NASA’s post-shuttle plans for ferrying cargo — and eventually crew — to the International Space Station rely on private industry to not only design and build the spaceships, but also to foot a substantial share of the costs.
The first company to successfully emerge from the process was California-based Space Exploration Technologies, or SpaceX, which so far has made a test fight and two supply runs to the station. SpaceX also is among three firms developing space taxis to fly station crew members under a related NASA program.
On Wednesday, a second firm, Orbital Sciences Corp., will attempt to follow SpaceX to the station’s door. Launch of Orbital Sciences’ Antares rocket and Cygnus cargo capsule is scheduled for 10:50 a.m. EDT from a commercial spaceport on Wallops Island, Va.
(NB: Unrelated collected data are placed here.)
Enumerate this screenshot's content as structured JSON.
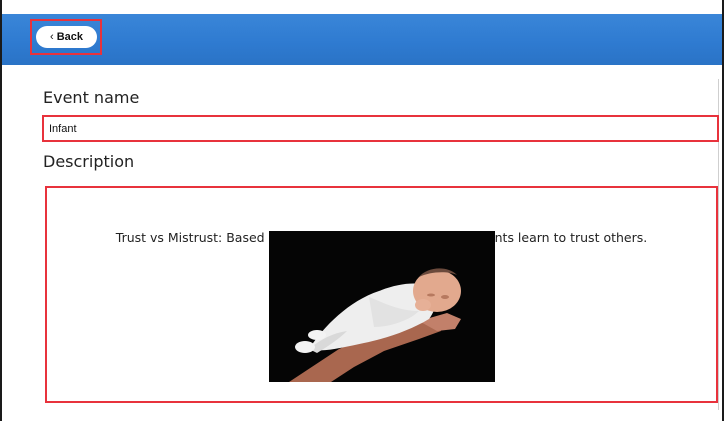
{
  "header": {
    "back_label": "Back"
  },
  "form": {
    "event_name_label": "Event name",
    "event_name_value": "Infant",
    "description_label": "Description",
    "description_text": "Trust vs Mistrust: Based on response of their caregivers, infants learn to trust others."
  },
  "colors": {
    "header_blue": "#2f7bd1",
    "highlight_red": "#e8323c"
  },
  "icons": {
    "back": "chevron-left-icon"
  }
}
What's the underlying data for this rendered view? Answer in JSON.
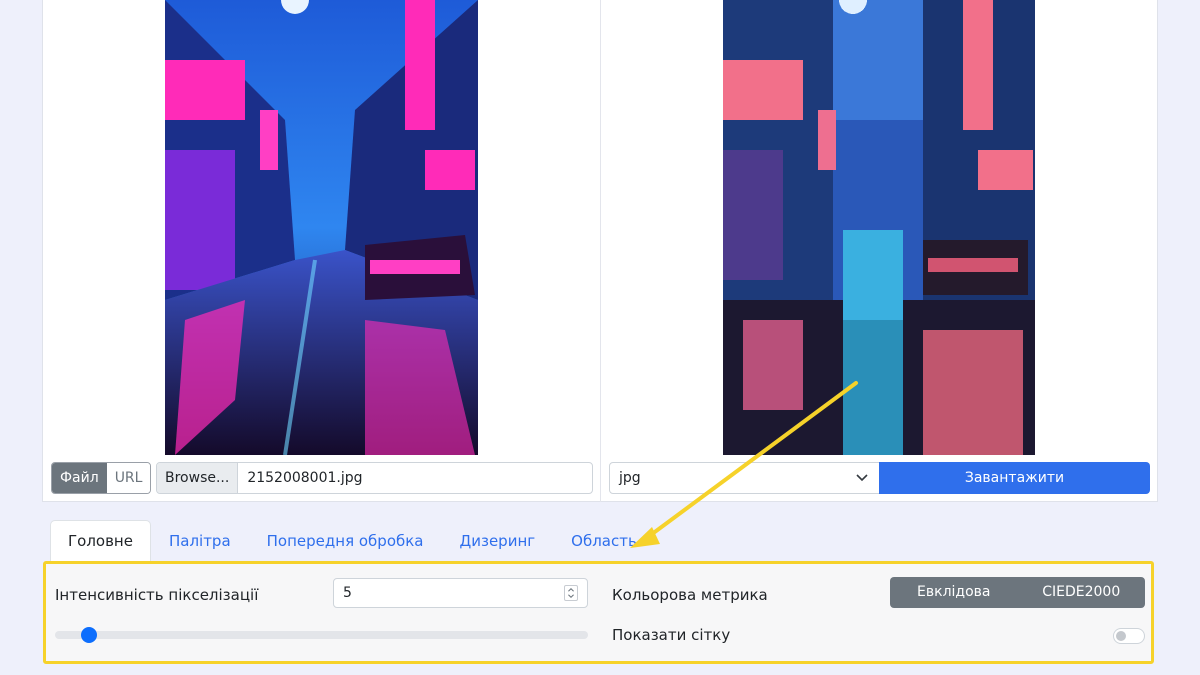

If the launch goes as planned, the Cygnus would reach the station on Sunday and remain attached to the outpost for about a month. Unlike SpaceX’s Dragon capsules, which return to Earth intact, Cygnus spacecraft are designed to burn up in the atmosphere during re-entry.
The mission marks the final milestone of a NASA program that began seven years ago and so far has cost the government $681.5 million. Orbital Sciences stands to collect another $2.5 million under the development program, and then turn its attention to regular resupply flights as part of a follow-on, $1.9 billion contract.
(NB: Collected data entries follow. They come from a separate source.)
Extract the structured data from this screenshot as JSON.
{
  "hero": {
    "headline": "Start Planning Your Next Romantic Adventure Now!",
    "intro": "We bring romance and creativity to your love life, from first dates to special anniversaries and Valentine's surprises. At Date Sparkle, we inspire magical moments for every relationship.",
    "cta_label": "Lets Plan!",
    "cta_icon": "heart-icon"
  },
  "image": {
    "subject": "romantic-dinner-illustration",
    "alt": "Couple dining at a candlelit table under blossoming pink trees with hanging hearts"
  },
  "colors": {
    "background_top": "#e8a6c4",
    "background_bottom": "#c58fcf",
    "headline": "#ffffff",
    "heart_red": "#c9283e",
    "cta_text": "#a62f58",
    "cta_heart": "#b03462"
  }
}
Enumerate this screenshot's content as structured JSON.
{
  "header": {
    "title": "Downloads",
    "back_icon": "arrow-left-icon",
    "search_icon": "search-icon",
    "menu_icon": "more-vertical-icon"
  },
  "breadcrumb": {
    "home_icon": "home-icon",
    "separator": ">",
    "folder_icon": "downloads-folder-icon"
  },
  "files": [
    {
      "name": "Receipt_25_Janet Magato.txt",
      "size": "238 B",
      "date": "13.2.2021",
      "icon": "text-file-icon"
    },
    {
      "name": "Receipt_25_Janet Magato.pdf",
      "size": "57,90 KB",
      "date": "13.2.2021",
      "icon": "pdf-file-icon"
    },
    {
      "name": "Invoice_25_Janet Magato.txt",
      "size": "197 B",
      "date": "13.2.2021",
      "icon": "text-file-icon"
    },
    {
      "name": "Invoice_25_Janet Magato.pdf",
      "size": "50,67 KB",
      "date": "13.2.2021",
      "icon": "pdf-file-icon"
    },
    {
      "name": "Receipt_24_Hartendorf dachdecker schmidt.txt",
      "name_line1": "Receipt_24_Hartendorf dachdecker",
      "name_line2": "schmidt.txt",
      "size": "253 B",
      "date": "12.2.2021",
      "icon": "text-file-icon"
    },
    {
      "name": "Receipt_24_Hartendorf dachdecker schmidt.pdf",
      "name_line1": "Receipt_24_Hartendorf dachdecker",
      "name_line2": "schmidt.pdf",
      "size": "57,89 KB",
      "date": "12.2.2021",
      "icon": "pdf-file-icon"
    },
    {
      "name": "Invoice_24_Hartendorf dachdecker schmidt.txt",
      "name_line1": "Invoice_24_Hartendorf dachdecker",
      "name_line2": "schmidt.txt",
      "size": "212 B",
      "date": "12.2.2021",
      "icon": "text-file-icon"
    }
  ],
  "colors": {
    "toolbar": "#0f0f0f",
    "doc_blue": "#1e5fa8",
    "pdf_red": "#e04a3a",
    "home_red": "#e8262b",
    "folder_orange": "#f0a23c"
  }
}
Like SpaceX, which has more than 40 other launches on its manifest for customers besides NASA, Orbital Sciences is looking to market its Antares rocket beyond the U.S. space agency. It also sees a future for Cygnus flying cargo to destinations beyond the space station, which flies about 250 miles above Earth.
“We know that there’s not 10 customers coming forward right now asking for cargo delivery to low-Earth orbit,” Orbital Sciences executive vice president Frank Culbertson told reporters during a prelaunch press conference.
“Right now there’s only one customer, but developing this capability for both us and SpaceX shows that you can have a commercial service that can keep something as complicated and as important as the space station going,” Culbertson said.